• Written By: Jennifer Li, MD
    Cornea/External Disease

    This retrospective study found that a decrease in conjunctival microvilli may be an early indicator of cell damage in eyes undergoing glaucoma therapy with preservative-containing formulas.

    Subjects were 20 patients (40 eyes) undergoing glaucoma therapy with medications containing benzalkonium chloride and without ocular surface disorders. An age- and gender-matched group without glaucoma served as the control group. Conjunctival epithelium was evaluated with the ferning test, impression cytology with light optic microscopy, and impression cytology with scanning electron microscopy.

    The mean duration of glaucoma therapy was 25.5 ± 13.8 months (range, 6 to 48 months). Treatment duration was not significantly correlated with ferning test/impression cytology grade (P = 0.1), although it was significantly correlated with microvilli count (P = 0.01). The mean ferning test, impression cytology with light optic microscopy and impression cytology with scanning electron microscopy grades were significantly lower in the control group than in the treated group.

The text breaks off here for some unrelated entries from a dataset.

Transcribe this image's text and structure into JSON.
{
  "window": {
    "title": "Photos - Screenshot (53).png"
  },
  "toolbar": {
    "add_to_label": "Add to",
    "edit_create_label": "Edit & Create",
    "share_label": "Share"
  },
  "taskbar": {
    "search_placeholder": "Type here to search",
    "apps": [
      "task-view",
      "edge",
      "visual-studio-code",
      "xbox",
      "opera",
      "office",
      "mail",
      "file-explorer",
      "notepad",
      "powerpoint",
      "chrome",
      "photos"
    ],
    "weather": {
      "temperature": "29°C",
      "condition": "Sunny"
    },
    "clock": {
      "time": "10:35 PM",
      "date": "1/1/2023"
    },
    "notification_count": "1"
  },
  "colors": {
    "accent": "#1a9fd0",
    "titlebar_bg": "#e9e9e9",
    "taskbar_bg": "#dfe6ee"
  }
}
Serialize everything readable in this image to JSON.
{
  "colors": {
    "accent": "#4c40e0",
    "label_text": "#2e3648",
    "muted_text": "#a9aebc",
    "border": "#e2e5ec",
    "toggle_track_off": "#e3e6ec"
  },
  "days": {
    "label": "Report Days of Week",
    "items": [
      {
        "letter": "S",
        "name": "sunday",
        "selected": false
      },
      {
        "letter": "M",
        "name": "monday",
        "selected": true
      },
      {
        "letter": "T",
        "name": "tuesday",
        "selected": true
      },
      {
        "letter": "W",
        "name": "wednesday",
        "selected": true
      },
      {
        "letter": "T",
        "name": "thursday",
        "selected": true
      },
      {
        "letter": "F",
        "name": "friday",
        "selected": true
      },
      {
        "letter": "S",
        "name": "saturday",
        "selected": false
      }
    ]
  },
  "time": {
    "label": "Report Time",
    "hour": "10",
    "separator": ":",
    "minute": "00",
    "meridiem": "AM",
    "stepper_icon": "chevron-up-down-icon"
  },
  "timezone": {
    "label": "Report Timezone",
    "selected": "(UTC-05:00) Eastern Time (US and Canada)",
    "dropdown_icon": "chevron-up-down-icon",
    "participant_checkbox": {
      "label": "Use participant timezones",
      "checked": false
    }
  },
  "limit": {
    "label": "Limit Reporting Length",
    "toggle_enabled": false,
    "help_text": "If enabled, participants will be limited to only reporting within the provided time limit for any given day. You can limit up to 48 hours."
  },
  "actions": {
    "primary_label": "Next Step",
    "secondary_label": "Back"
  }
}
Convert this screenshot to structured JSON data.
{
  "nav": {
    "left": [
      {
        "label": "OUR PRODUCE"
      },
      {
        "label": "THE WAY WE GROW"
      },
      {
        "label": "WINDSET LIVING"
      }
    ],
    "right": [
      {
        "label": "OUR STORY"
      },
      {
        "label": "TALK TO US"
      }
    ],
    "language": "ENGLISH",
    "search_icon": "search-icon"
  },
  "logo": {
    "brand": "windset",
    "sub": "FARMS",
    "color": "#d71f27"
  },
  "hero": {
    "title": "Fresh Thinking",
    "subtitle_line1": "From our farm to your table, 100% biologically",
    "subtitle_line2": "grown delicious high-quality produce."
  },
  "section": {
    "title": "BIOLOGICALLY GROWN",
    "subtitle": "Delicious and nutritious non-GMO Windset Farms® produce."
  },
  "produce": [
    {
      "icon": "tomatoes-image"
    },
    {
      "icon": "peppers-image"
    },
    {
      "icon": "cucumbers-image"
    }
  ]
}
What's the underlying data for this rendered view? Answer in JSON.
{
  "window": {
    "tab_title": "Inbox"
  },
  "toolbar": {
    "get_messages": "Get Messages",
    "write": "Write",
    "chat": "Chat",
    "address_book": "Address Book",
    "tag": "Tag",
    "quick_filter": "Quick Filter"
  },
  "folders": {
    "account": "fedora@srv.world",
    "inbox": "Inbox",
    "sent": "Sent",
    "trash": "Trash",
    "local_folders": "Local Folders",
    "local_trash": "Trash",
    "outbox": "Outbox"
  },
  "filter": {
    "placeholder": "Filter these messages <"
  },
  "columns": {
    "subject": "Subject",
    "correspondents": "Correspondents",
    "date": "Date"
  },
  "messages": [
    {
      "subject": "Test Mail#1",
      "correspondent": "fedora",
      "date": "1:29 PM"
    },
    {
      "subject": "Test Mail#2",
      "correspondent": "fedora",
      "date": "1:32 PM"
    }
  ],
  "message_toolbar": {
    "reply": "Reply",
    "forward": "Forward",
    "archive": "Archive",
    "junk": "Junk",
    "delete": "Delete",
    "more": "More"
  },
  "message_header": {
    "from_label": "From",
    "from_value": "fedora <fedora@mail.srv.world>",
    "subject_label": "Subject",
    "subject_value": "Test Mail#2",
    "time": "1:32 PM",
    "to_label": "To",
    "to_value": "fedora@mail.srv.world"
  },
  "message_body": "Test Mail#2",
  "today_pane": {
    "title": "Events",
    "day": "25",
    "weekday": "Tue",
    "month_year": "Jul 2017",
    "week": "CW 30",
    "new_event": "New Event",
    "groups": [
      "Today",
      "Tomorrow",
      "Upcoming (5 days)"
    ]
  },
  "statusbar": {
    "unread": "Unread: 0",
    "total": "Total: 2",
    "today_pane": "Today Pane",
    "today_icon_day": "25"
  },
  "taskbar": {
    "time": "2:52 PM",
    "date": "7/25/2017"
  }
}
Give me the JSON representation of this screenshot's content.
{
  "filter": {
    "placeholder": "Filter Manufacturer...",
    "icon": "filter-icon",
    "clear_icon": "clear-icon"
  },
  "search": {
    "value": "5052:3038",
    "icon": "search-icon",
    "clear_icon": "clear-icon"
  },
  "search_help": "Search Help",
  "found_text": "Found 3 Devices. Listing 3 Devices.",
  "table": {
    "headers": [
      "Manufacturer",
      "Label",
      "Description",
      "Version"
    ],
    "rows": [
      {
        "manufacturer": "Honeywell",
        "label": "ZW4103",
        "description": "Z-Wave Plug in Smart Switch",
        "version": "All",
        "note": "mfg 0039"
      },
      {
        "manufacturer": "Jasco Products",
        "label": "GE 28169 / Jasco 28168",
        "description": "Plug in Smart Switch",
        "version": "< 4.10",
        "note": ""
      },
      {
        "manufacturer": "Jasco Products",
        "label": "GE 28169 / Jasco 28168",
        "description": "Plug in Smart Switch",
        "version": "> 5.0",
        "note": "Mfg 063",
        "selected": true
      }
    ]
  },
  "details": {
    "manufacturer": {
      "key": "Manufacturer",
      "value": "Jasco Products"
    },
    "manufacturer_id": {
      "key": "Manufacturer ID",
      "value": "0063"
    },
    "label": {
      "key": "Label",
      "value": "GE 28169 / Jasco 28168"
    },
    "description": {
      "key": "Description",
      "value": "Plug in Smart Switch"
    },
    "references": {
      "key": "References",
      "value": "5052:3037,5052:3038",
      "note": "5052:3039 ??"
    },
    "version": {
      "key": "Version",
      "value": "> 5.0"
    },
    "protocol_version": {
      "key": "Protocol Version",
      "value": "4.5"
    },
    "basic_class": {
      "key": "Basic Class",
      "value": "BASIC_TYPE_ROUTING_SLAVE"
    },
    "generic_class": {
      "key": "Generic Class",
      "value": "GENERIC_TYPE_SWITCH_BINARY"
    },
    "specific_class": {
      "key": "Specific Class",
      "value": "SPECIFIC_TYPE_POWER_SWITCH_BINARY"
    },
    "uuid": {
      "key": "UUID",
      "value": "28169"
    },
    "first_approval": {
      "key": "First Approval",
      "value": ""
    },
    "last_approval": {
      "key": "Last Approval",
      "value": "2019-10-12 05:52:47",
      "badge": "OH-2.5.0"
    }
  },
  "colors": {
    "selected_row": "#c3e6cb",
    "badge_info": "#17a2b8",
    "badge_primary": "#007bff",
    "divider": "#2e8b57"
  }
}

    The authors note that this study is limited by its retrospective nature and the lack of a study arm examining the effect of preservative-free glaucoma therapy on microvilli count.

    However, they found that their results are in line with previous findings and indicate that preservative-free glaucoma therapies could be safer for the ocular surface than preservative-containing formulations.

    They plan to conduct a prospective study with conjunctival examination at baseline and after preservative-free glaucoma therapy, thereby excluding the inflammatory effects of benzalkonium chloride.